ここは或るダイビングショップから紹介された所で、行って見るとすごくいい所であった。

そこは黒島や新城島や西表島に近く、ボートでどこにでも行ける位置にあった。


 自分がダイビングを始めて夜潜ったのはスキンダイビングが最初で、リーフの中だけであった。

今回はリーフの中と言えば言えるが、水深が10m以上ある所で、黒島や新城、西表に囲まれた大きなリーフの中で潜った。

この時はスキューバーダイビングであった。

まず初めは何がなんだか分からず、ただ無我夢中でバディの人について行くだけであった。

回数が増すにつれて、その恐さというものがわかって来た。

まず、ボートから水中に入る瞬間、何とも言えない恐さを感じた。

水中に入ればもう恐さはなく、ただ好奇心のみで、周りのものや魚を見るだけで恐さはなくなってしまう。

魚はじっとしているし、昼間見られないものがたくさん見られた。

中でも一番印象に残ったものは、ブダイが膜を張って寝ていた時のことと、

夜水中で2mぐらいのホワイトチップだと思うがサメを見た時の事であった。

この時は魚をついていたので、ほんとうに恐ろしかった。

しかし夜海に潜ると、昼間潜れなくなるほど面白いと思う。

しかし夜は昼の何倍も危険なので、よほどその地形やダイビングの技術を身につけなければしてはいけないと思う。


 また、こんなこともあった。

これは潜水には直接関係はないが、やはり同じ沖縄のことで、昼間みんなは潜っていたが、自分は1人で潜っていた。

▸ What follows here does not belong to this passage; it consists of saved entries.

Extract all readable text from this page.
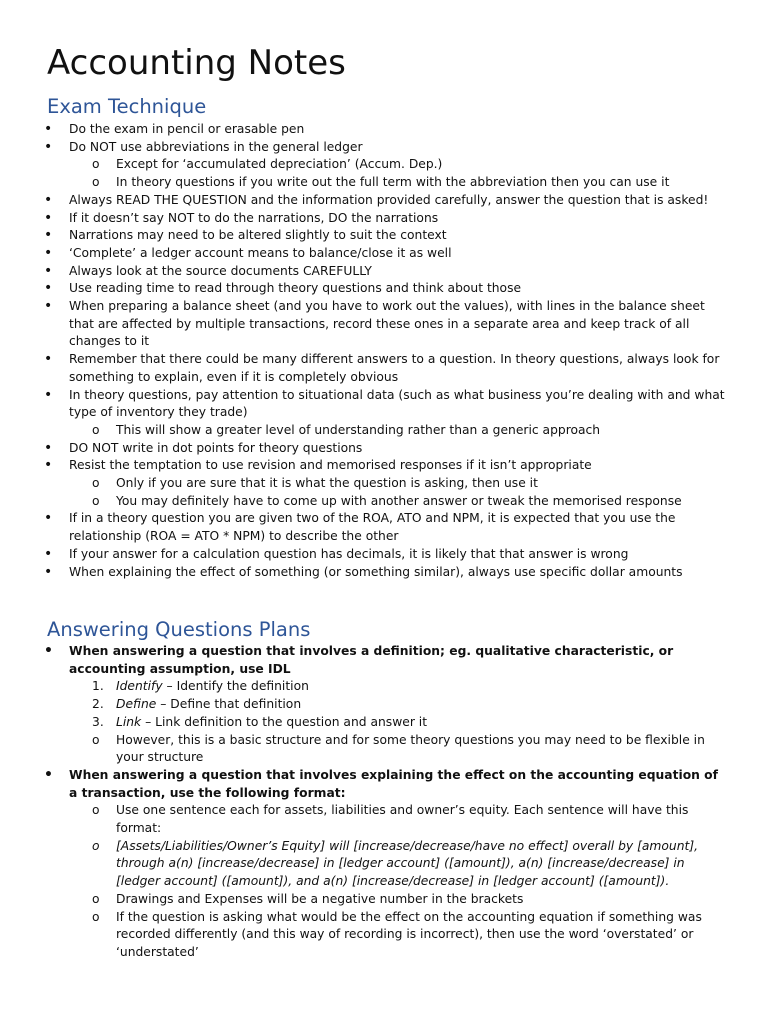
Accounting Notes
Exam Technique
• Do the exam in pencil or erasable pen
• Do NOT use abbreviations in the general ledger
o Except for ‘accumulated depreciation’ (Accum. Dep.)
o In theory questions if you write out the full term with the abbreviation then you can use it
• Always READ THE QUESTION and the information provided carefully, answer the question that is asked!
• If it doesn’t say NOT to do the narrations, DO the narrations
• Narrations may need to be altered slightly to suit the context
• ‘Complete’ a ledger account means to balance/close it as well
• Always look at the source documents CAREFULLY
• Use reading time to read through theory questions and think about those
• When preparing a balance sheet (and you have to work out the values), with lines in the balance sheet that are affected by multiple transactions, record these ones in a separate area and keep track of all changes to it
• Remember that there could be many different answers to a question. In theory questions, always look for something to explain, even if it is completely obvious
• In theory questions, pay attention to situational data (such as what business you’re dealing with and what type of inventory they trade)
o This will show a greater level of understanding rather than a generic approach
• DO NOT write in dot points for theory questions
• Resist the temptation to use revision and memorised responses if it isn’t appropriate
o Only if you are sure that it is what the question is asking, then use it
o You may definitely have to come up with another answer or tweak the memorised response
• If in a theory question you are given two of the ROA, ATO and NPM, it is expected that you use the relationship (ROA = ATO * NPM) to describe the other
• If your answer for a calculation question has decimals, it is likely that that answer is wrong
• When explaining the effect of something (or something similar), always use specific dollar amounts
Answering Questions Plans
• When answering a question that involves a definition; eg. qualitative characteristic, or accounting assumption, use IDL
1. Identify – Identify the definition
2. Define – Define that definition
3. Link – Link definition to the question and answer it
o However, this is a basic structure and for some theory questions you may need to be flexible in your structure
• When answering a question that involves explaining the effect on the accounting equation of a transaction, use the following format:
o Use one sentence each for assets, liabilities and owner’s equity. Each sentence will have this format:
o [Assets/Liabilities/Owner’s Equity] will [increase/decrease/have no effect] overall by [amount], through a(n) [increase/decrease] in [ledger account] ([amount]), a(n) [increase/decrease] in [ledger account] ([amount]), and a(n) [increase/decrease] in [ledger account] ([amount]).
o Drawings and Expenses will be a negative number in the brackets
o If the question is asking what would be the effect on the accounting equation if something was recorded differently (and this way of recording is incorrect), then use the word ‘overstated’ or ‘understated’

ボンベの空気も少なくなり水面に上がって見るとボートは見えず、自分が感じたことは海の真ん中で漂っているようだった。

それから1時間ほど泳いでいたら、ボートが小さく見えて来た。

この時、島まで泳いで行くか、ボートまで泳いで行くか、どちらにしようかと思った。

ほんとうはボートの方が全然近いのに、島とボートが同じぐらいの距離に見えた。

ボートはこちらを見ているようだが気がつかず、いくら叫んでも気がついてくれなかった。

それから40分ぐらい泳いでいるうちにやっとボートが気がついてくれた。

この時はほんとうにもうだめかと思った。

こんなことがあり、やはりバディというものは大切なものだと思い直した。